ゆ〜ゆ本誌にて2013年まで連載していた「お風呂の四方山話」が令和版「温泉・温浴の四方山話」として復活! 愉湯太郎が伊豆高原の秘密基地よりお届けいたします。「風呂超爺・太郎の二拠点生活blog」とあわせ、ぜひお楽しみください(編集部)。
私たちが楽しんでいる温泉は貴重な資源です。その温泉を利用した場合、入湯税という目的税が徴収されます。総務省の定義では入湯税は、入湯施設の利用と市町村の行政サービスとの関連に着目し、鉱泉浴場所在の市町村が課する目的税です。その使途は、環境衛生施設の整備、鉱泉源の保護管理施設の整備、消防施設その他消防活動に必要な施設の整備、観光の振興(観光施設の整備を含む)に要する費用に充てることとされ、1人1日150円を標準とするとされています。温泉を提供している施設を利用すると、宿泊施設は宿泊料とは別に150円を徴収し納税します。
それでは、日帰り施設やスーパー銭湯はどうでしょう? 課税の基準は各自治体に任せられており、宿泊を伴わない場合は課税しない、あるいは利用料1,000円以下は課税しないというのが一般的です。この場合、入館料1,000円で頑張ったが、昨今の様々な商材やエネルギーコストの高騰で入館料1,200円に値上げしても、150円の入湯税を納税しなくてはなりませんので、実質的には50円の増収にしかならないのです。

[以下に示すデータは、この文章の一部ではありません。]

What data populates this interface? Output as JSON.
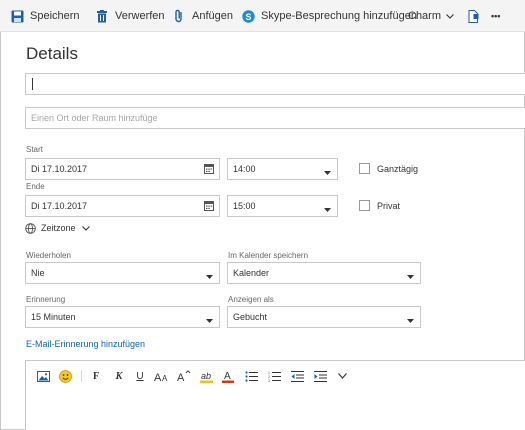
{
  "toolbar": {
    "save_label": "Speichern",
    "discard_label": "Verwerfen",
    "attach_label": "Anfügen",
    "skype_label": "Skype-Besprechung hinzufügen",
    "charm_label": "Charm",
    "more_label": "•••"
  },
  "page": {
    "title": "Details"
  },
  "fields": {
    "title_value": "",
    "location_placeholder": "Einen Ort oder Raum hinzufüge"
  },
  "start": {
    "label": "Start",
    "date": "Di 17.10.2017",
    "time": "14:00"
  },
  "end": {
    "label": "Ende",
    "date": "Di 17.10.2017",
    "time": "15:00"
  },
  "all_day_label": "Ganztägig",
  "private_label": "Privat",
  "timezone_label": "Zeitzone",
  "repeat": {
    "label": "Wiederholen",
    "value": "Nie"
  },
  "calendar": {
    "label": "Im Kalender speichern",
    "value": "Kalender"
  },
  "reminder": {
    "label": "Erinnerung",
    "value": "15 Minuten"
  },
  "show_as": {
    "label": "Anzeigen als",
    "value": "Gebucht"
  },
  "email_reminder_link": "E-Mail-Erinnerung hinzufügen",
  "editor_toolbar": {
    "bold": "F",
    "italic": "K",
    "underline": "U"
  },
  "colors": {
    "accent": "#0a66b8",
    "skype": "#1d8ad6",
    "highlight": "#f2c500",
    "font_color": "#d83b01"
  }
}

さて、太郎の秘密基地がある伊東市では、現行の入湯税150円を300円に増税する案が検討されています。貴重な温泉の恩恵を享受するのですから、その維持管理に使われるのであれば入湯税を負担することには異論はありませんが、全国の徴収自治体の利用実態がちょっと気になりますね。
諸星 敏博
有限会社ライフラボ代表 / 一般社団法人 温浴振興協会 代表理事
1953年生まれ。温泉大国長野県で身近に温泉を感じながら子ども時代を過ごす。その影響か、「温泉を楽しむこと」がライフワークに。1990年~2000年代にかけて起きた温泉ブームに、より多くの人に温泉に親しんで欲しいという思いから「お風呂で得するフリーマガジン ゆ~ゆ」を創刊。その傍ら、より安全に気軽に温泉を楽しめるよう各温浴施設のコンサル業務も行い、現在までに50数施設の支援に当たっている。